Parte da produção é destinada, gratuitamente, a entidades. A outra é vendida a preços simbólicos para a comunidade do entorno do bosque. “A turma do bairro procura muito porque a gente cobra um preço muito modesto, nem se compara com os valores pelos quais os produtos são vendidos por aí”, diz Lindalva Tavares, 63 anos.

Segundo ela, muita gente recorre à horta comunitária, em busca de ervas com poderes medicinais. “Tem planta até para ajudar a emagrecer”, brinca.


‘Isso aqui é minha vida’

Aos 93 anos, o aposentado João Batista dos Santos mantém a rotina das últimas três décadas: todos os dias, de domingo a domingo, vai cuidar de suas plantações na horta comunitária. “Se isso aqui acabar, eu não sei o que vou fazer. Acho que eu fico doente Isso aqui é minha vida”, conta.

Quando foi criado, o grupo era formado por mais de 30 famílias. Hoje, são apenas cinco. Ana dos Santos afirma que todos os moradores do Geisel que tinham vontade podiam cultivar na horta comunitária.
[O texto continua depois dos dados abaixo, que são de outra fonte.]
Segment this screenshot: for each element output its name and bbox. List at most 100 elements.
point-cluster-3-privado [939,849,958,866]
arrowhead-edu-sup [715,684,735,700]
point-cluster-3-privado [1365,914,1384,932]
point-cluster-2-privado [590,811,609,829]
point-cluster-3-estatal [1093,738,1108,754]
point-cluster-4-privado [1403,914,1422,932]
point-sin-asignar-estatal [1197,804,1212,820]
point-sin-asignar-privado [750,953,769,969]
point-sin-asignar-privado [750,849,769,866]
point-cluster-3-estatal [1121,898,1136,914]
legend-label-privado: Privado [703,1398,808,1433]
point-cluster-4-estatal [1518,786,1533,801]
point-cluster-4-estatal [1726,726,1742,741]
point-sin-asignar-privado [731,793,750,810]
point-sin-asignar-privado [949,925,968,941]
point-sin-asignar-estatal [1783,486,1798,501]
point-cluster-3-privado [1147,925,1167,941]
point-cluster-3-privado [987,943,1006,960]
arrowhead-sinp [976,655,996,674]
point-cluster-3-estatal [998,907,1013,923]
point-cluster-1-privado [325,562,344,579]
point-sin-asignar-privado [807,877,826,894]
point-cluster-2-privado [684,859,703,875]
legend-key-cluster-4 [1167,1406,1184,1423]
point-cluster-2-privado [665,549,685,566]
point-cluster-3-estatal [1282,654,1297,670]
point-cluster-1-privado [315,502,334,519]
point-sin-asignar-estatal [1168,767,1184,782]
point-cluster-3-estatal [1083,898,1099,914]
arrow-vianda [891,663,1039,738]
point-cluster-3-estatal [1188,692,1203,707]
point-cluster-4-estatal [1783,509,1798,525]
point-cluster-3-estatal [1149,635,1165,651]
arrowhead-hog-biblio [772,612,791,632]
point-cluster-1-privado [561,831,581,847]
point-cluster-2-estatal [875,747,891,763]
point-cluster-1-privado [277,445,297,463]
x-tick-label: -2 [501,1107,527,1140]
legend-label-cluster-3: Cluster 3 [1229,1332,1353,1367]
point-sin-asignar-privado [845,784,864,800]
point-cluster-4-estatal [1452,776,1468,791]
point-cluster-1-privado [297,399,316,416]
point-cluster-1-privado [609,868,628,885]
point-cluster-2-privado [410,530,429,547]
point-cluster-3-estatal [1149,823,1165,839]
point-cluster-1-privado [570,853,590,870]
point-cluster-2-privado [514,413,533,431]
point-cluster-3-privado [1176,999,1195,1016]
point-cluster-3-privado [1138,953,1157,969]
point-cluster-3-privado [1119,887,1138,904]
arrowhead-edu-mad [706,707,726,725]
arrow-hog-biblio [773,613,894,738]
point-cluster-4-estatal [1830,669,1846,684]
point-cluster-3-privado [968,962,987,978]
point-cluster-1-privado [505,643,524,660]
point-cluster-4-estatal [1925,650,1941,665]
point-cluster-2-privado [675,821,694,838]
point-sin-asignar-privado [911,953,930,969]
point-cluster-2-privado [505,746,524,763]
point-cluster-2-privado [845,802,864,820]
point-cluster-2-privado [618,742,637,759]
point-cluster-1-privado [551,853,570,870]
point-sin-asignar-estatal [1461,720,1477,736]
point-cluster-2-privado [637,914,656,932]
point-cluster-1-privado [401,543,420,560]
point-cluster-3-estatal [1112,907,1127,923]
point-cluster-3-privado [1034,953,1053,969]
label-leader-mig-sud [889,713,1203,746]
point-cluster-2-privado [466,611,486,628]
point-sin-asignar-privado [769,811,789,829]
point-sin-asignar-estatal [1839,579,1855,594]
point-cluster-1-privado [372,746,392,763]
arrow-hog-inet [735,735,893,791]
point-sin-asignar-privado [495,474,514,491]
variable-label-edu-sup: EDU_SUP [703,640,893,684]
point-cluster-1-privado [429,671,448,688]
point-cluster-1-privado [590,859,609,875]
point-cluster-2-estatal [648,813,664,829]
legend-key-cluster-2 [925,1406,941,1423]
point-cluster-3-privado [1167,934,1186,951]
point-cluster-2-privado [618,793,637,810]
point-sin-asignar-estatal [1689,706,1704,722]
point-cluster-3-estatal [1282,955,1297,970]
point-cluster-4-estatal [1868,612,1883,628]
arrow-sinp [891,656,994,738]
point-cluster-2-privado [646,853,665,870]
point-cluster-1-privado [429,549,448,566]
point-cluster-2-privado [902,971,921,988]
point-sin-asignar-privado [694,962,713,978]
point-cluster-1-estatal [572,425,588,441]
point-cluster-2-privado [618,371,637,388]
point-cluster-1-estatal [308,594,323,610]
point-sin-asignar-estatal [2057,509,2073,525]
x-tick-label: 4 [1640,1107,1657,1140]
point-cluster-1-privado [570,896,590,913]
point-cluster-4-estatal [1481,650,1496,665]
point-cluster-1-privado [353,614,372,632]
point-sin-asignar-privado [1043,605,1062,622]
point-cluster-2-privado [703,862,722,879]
“Depois, se alguém morria ou saia da cidade, o espaço era cedido para outro interessado. Mas, hoje em dia, o pessoal não quer saber de plantar. Então, quando sobra alguma área, a gente mesmo pega para cuidar, na medida do possível”, diz ela.


Rodrigo: possível solução

Os idosos que cuidam da horta comunitária contam que, no primeiro ano de seu governo, Rodrigo Agostinho (PMDB) foi conhecer e ficou encantado com o espaço. “Ele falou que a gente tinha que cuidar e saiu daqui com uma sacola cheia de verduras”.

Procurado ontem pelo JC, o prefeito recebeu com surpresa a notícia sobre o corte da ligação de água e garantiu que vai acionar a Secretaria Municipal de Agricultura e Abastecimento (Sagra) para buscar uma solução. “É uma horta bem antiga. Pode ser o caso de a prefeitura assumir as despesas de água. Vamos ver se isso será possível”.

O vereador Sandro Bussola (PT) foi acionado pelos agricultores e agendou, para amanhã, uma reunião com o titular da Sagra, Chico Maia, e a secretária do Bem-Estar Social, Darlene Tendolo. “Acredito que cabe ao poder público a função de dar suporte para a continuidade desse projeto”.